The reinstatement of the accreditor dashboards would be a positive change for NACIQI, the accreditation process, and ultimately for students. At the most recent NACIQI meeting in Winter 2021, the committee passed a motion to request that ED restore the dashboards, but so far there has been no public indication that ED will complete NACIQI's request to revive the dashboards, either for the next NACIQI meeting this summer or at all. This could leave NACIQI to continue to rely on accreditor narratives and make recommendations to ED without using data.

The Department of Education should follow through with NACIQI's request to reinstate the accreditor dashboards as soon as possible, and with some changes. The revived dashboards should include program level data, which could identify problems at particular types of programs that might not show up at the institution level. This is possible now that the College Scorecard, which is used to populate the dashboards, has program level data.
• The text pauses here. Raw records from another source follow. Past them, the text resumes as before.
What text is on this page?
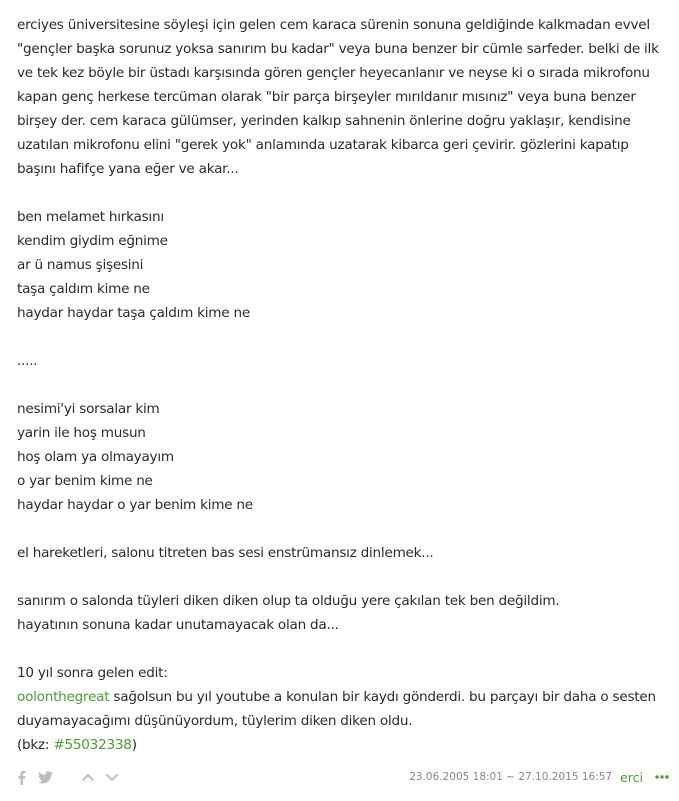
erciyes üniversitesine söyleşi için gelen cem karaca sürenin sonuna geldiğinde kalkmadan evvel

"gençler başka sorunuz yoksa sanırım bu kadar" veya buna benzer bir cümle sarfeder. belki de ilk

ve tek kez böyle bir üstadı karşısında gören gençler heyecanlanır ve neyse ki o sırada mikrofonu

kapan genç herkese tercüman olarak "bir parça birşeyler mırıldanır mısınız" veya buna benzer

birşey der. cem karaca gülümser, yerinden kalkıp sahnenin önlerine doğru yaklaşır, kendisine

uzatılan mikrofonu elini "gerek yok" anlamında uzatarak kibarca geri çevirir. gözlerini kapatıp

başını hafifçe yana eğer ve akar...

ben melamet hırkasını

kendim giydim eğnime

ar ü namus şişesini

taşa çaldım kime ne

haydar haydar taşa çaldım kime ne

.....

nesimi'yi sorsalar kim

yarin ile hoş musun

hoş olam ya olmayayım

o yar benim kime ne

haydar haydar o yar benim kime ne

el hareketleri, salonu titreten bas sesi enstrümansız dinlemek...

sanırım o salonda tüyleri diken diken olup ta olduğu yere çakılan tek ben değildim.

hayatının sonuna kadar unutamayacak olan da...

10 yıl sonra gelen edit:

oolonthegreat sağolsun bu yıl youtube a konulan bir kaydı gönderdi. bu parçayı bir daha o sesten

duyamayacağımı düşünüyordum, tüylerim diken diken oldu.

(bkz: #55032338)

23.06.2005 18:01 ~ 27.10.2015 16:57 erci
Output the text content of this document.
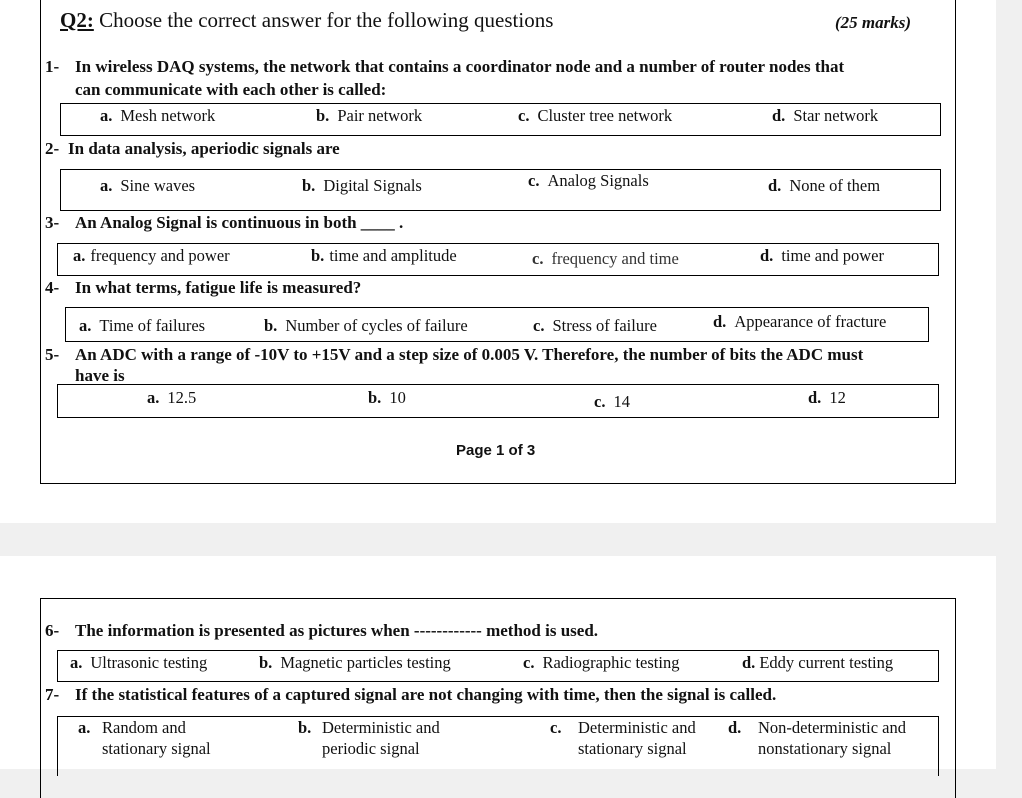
Q2: Choose the correct answer for the following questions	(25 marks)
1- In wireless DAQ systems, the network that contains a coordinator node and a number of router nodes that
can communicate with each other is called:
a. Mesh network	b. Pair network	c. Cluster tree network	d. Star network
2- In data analysis, aperiodic signals are
a. Sine waves	b. Digital Signals	c. Analog Signals	d. None of them
3- An Analog Signal is continuous in both ____ .
a. frequency and power	b. time and amplitude	c. frequency and time	d. time and power
4- In what terms, fatigue life is measured?
a. Time of failures	b. Number of cycles of failure	c. Stress of failure	d. Appearance of fracture
5- An ADC with a range of -10V to +15V and a step size of 0.005 V. Therefore, the number of bits the ADC must
have is
a. 12.5	b. 10	c. 14	d. 12
Page 1 of 3
6- The information is presented as pictures when ------------ method is used.
a. Ultrasonic testing	b. Magnetic particles testing	c. Radiographic testing	d. Eddy current testing
7- If the statistical features of a captured signal are not changing with time, then the signal is called.
a. Random and
stationary signal
b. Deterministic and
periodic signal
c. Deterministic and
stationary signal
d. Non-deterministic and
nonstationary signal
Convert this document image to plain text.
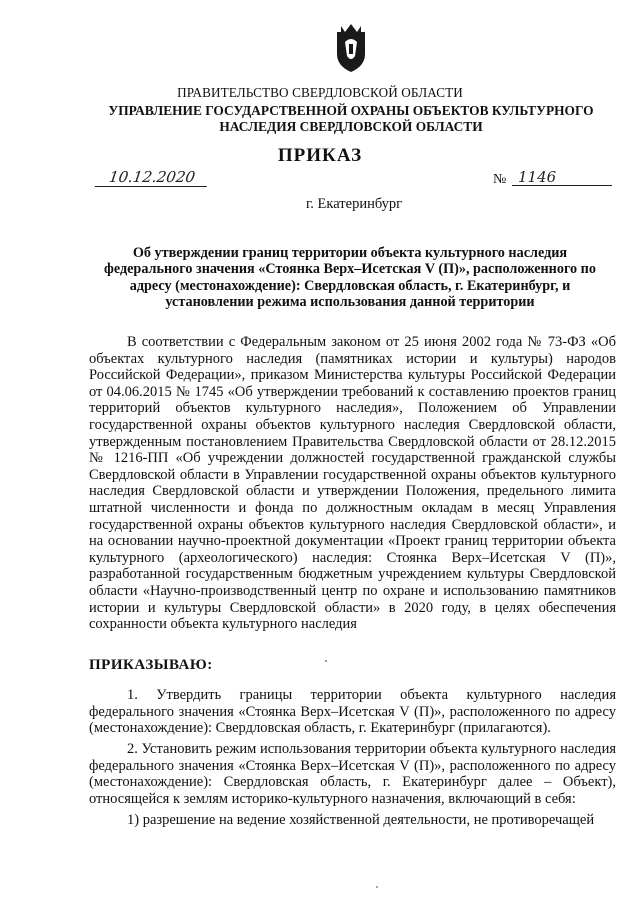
ПРАВИТЕЛЬСТВО СВЕРДЛОВСКОЙ ОБЛАСТИ
УПРАВЛЕНИЕ ГОСУДАРСТВЕННОЙ ОХРАНЫ ОБЪЕКТОВ КУЛЬТУРНОГО НАСЛЕДИЯ СВЕРДЛОВСКОЙ ОБЛАСТИ
ПРИКАЗ
10.12.2020	№ 1146
г. Екатеринбург
Об утверждении границ территории объекта культурного наследия федерального значения «Стоянка Верх–Исетская V (П)», расположенного по адресу (местонахождение): Свердловская область, г. Екатеринбург, и установлении режима использования данной территории
В соответствии с Федеральным законом от 25 июня 2002 года № 73-ФЗ «Об объектах культурного наследия (памятниках истории и культуры) народов Российской Федерации», приказом Министерства культуры Российской Федерации от 04.06.2015 № 1745 «Об утверждении требований к составлению проектов границ территорий объектов культурного наследия», Положением об Управлении государственной охраны объектов культурного наследия Свердловской области, утвержденным постановлением Правительства Свердловской области от 28.12.2015 № 1216-ПП «Об учреждении должностей государственной гражданской службы Свердловской области в Управлении государственной охраны объектов культурного наследия Свердловской области и утверждении Положения, предельного лимита штатной численности и фонда по должностным окладам в месяц Управления государственной охраны объектов культурного наследия Свердловской области», и на основании научно-проектной документации «Проект границ территории объекта культурного (археологического) наследия: Стоянка Верх–Исетская V (П)», разработанной государственным бюджетным учреждением культуры Свердловской области «Научно-производственный центр по охране и использованию памятников истории и культуры Свердловской области» в 2020 году, в целях обеспечения сохранности объекта культурного наследия
ПРИКАЗЫВАЮ:
1. Утвердить границы территории объекта культурного наследия федерального значения «Стоянка Верх–Исетская V (П)», расположенного по адресу (местонахождение): Свердловская область, г. Екатеринбург (прилагаются).
2. Установить режим использования территории объекта культурного наследия федерального значения «Стоянка Верх–Исетская V (П)», расположенного по адресу (местонахождение): Свердловская область, г. Екатеринбург далее – Объект), относящейся к землям историко-культурного назначения, включающий в себя:
1) разрешение на ведение хозяйственной деятельности, не противоречащей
The dashboards should also disaggregate data by demographics important to equity in higher education, such as socioeconomic status, first-generation status, and race. While the state of these outcomes is not a requirement for an accreditor to meet federal requirements, it is an important piece in the pursuit of higher quality postsecondary education, another one of NACIQI and the accreditation system's goals.

NACIQI plays a huge role as the entity that recommends an agency for recognition to ED, and in turn, virtually granting an accreditor the power to give colleges a stamp of approval and access to federal aid dollars. Data should, without a doubt, play a role in NACIQI's decision making. The Department of Ed should follow through with NACIQI's request to reinstate the accreditor dashboards to ensure that the accreditation process is one that is data-driven, transparent, and committed to quality and accountability.